Researchers with the University of Pennsylvania Perelman School of Medicine’s Center for Health Incentives and Behavioral Economics have authored a study claiming that adolescents are less likely to purchase sugary beverages that carry warning labels. Eric VanEpps and Christina Roberto, “The Influence of Sugar-Sweetened Beverage Warnings,” American Journal of Preventive Medicine, September 2016.
The study asked 2,202 adolescents ages 12-18 to imagine selecting one of 20 popular 20-ounce beverages from a vending machine. This digital survey included 12 sugar-sweetened beverages (SSBs) that displayed (i) no warning label, (ii) a calorie label, or (iii) one of four labels warning that SSBs contribute to (a) “obesity, diabetes and tooth decay”; (b) “weight gain, diabetes and tooth decay”; (c) “preventable diseases like obesity, diabetes and tooth decay”; or (d) “obesity, Type 2 diabetes and tooth decay.”

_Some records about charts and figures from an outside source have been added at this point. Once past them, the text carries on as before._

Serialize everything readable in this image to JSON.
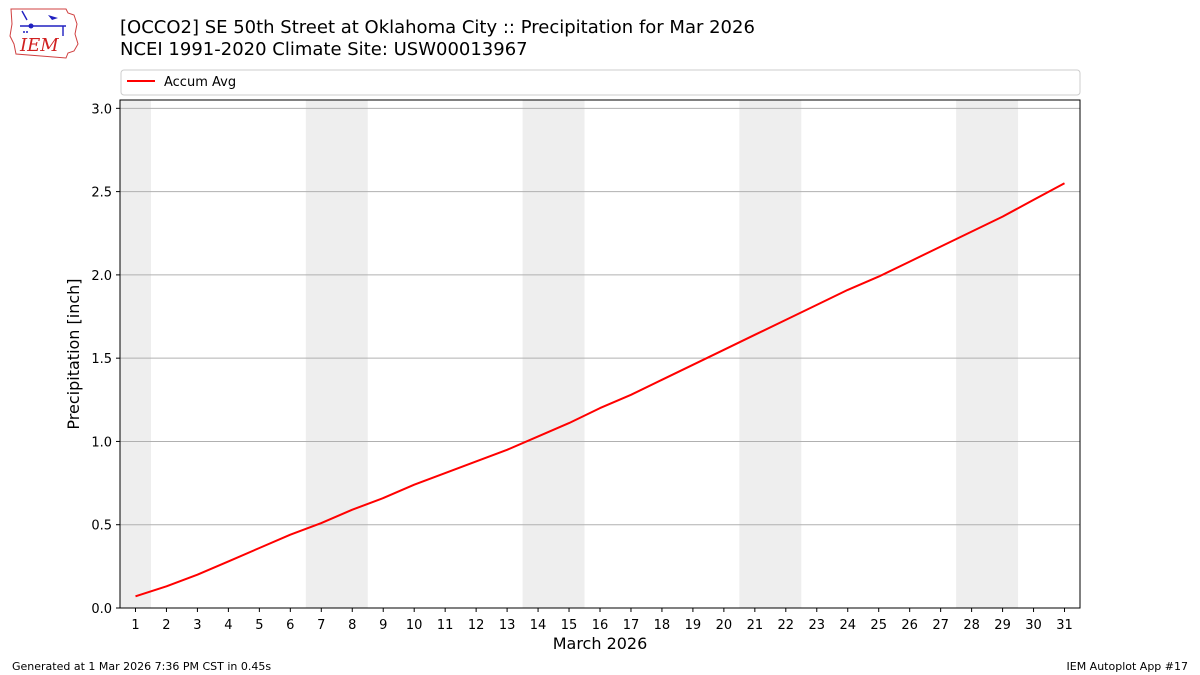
{
  "header": {
    "title_line1": "[OCCO2] SE 50th Street at Oklahoma City :: Precipitation for Mar 2026",
    "title_line2": "NCEI 1991-2020 Climate Site: USW00013967"
  },
  "logo": {
    "text": "IEM",
    "icon": "iem-logo-icon"
  },
  "footer": {
    "generated": "Generated at 1 Mar 2026 7:36 PM CST in 0.45s",
    "app": "IEM Autoplot App #17"
  },
  "colors": {
    "series": "#ff0000",
    "weekend_band": "#eeeeee",
    "grid": "#b0b0b0"
  },
  "chart_data": {
    "type": "line",
    "xlabel": "March 2026",
    "ylabel": "Precipitation [inch]",
    "xlim": [
      0.5,
      31.5
    ],
    "ylim": [
      0,
      3.05
    ],
    "x_ticks": [
      1,
      2,
      3,
      4,
      5,
      6,
      7,
      8,
      9,
      10,
      11,
      12,
      13,
      14,
      15,
      16,
      17,
      18,
      19,
      20,
      21,
      22,
      23,
      24,
      25,
      26,
      27,
      28,
      29,
      30,
      31
    ],
    "y_ticks": [
      0.0,
      0.5,
      1.0,
      1.5,
      2.0,
      2.5,
      3.0
    ],
    "y_tick_labels": [
      "0.0",
      "0.5",
      "1.0",
      "1.5",
      "2.0",
      "2.5",
      "3.0"
    ],
    "grid": "horizontal",
    "legend": "top",
    "weekend_bands": [
      [
        1,
        1
      ],
      [
        7,
        8
      ],
      [
        14,
        15
      ],
      [
        21,
        22
      ],
      [
        28,
        29
      ]
    ],
    "series": [
      {
        "name": "Accum Avg",
        "x": [
          1,
          2,
          3,
          4,
          5,
          6,
          7,
          8,
          9,
          10,
          11,
          12,
          13,
          14,
          15,
          16,
          17,
          18,
          19,
          20,
          21,
          22,
          23,
          24,
          25,
          26,
          27,
          28,
          29,
          30,
          31
        ],
        "values": [
          0.07,
          0.13,
          0.2,
          0.28,
          0.36,
          0.44,
          0.51,
          0.59,
          0.66,
          0.74,
          0.81,
          0.88,
          0.95,
          1.03,
          1.11,
          1.2,
          1.28,
          1.37,
          1.46,
          1.55,
          1.64,
          1.73,
          1.82,
          1.91,
          1.99,
          2.08,
          2.17,
          2.26,
          2.35,
          2.45,
          2.55
        ]
      }
    ]
  }
}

The results evidently suggested that “77 percent of participants who saw no label said they would select a sugary drink,” but fewer participants chose an SSB in three of the four warning label scenarios. “Calorie labels increased adolescents’ estimates of the calories in SSBs, as did two of four warning labels. Both calorie and warning labels led participants to subjectively evaluate SSBs to have more added sugar,” state the study authors. “Finally, adolescents expressed that government-sponsored SSB warning labels would shift their beliefs about a beverage’s health- fulness and would motivate them to consume fewer SSBs. In addition, the majority of respondents favored a policy to place warning labels on SSBs.” The study was funded by the Robert Wood Johnson Foundation’s Healthy Eating Initiative.